Старуха любила аккуратность во всех своих делах и мыслях. Три года сряду церемония прогулки в сад исполнялась со всею точностью, без малейшего отступления от принятых форм. На этот раз, однако ж, к великому её изумлению, произошло в этой церемонии совсем неожиданное изменение: жирный детина вместо того, чтобы оставить беседку, отступил от неё на несколько шагов, осмотрелся направо и налево и потом опять подошел к старой леди с таинственным видом, принимая, по-видимому, необходимые предосторожности, чтоб его никто не заметил.
Старая леди была робка, подозрительна, пуглива, как почти все особы её лет. Первою её мыслью было: не хочет ли масляный болван нанести ей какое-нибудь физическое оскорбление с преступным умыслом овладеть её скрытым капиталом. Всего лучше было бы в таком случае позвать кого-нибудь на помощь; но старческие немощи уже давно лишили ее способности издавать пронзительные звуки. Проникнутая чувством невыразимого ужаса, старушка наблюдала молча движения рослого детины, и страх её увеличился еще больше, когда тот, прислонившись к её уху, закричал взволнованным и, как ей показалось, грозным тоном:
– Мистрисс!
Теперь должно обратить внимание на то, что в эту самую минуту м‑р Джингль гулял в саду, весьма недалеко от беседки. Услышав громкое воззвание лакея, он остановился прислушаться, что будет дальше. Три существенные причины побудили его на этот поступок. во-первых, он был любопытен и празднен: во-вторых, деликатность чувства отнюдь не принадлежала к числу нравственных свойств м‑ра Джингля, в третьих и в последних, он скрывался за куртиною цветов, и никто не видал его в саду. Поэтому м‑р Джингль стоял, молчал и слушал.

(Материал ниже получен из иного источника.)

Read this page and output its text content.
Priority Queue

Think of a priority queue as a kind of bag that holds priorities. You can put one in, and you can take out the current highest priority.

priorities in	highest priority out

– Мистрисс! – прокричал опять жирный детина.
– Чего вам надобно, Джой? – спросила трепещущая старушка. – Надеюсь, мой милый, я была снисходительна к вам и никогда не взыскивала строго за ваши проступки. Могло случиться что-нибудь невзначай; но этого, конечно, никто бы не избежал на моем месте. Жалованья получали вы много, дела у вас было мало, a есть позволялось вволю.
Старушка весьма искусно задела за чувствительную струну детины: он был растроган, и отвечал выразительным тоном:
– Много доволен вашей милостью, покорнейше благодарим.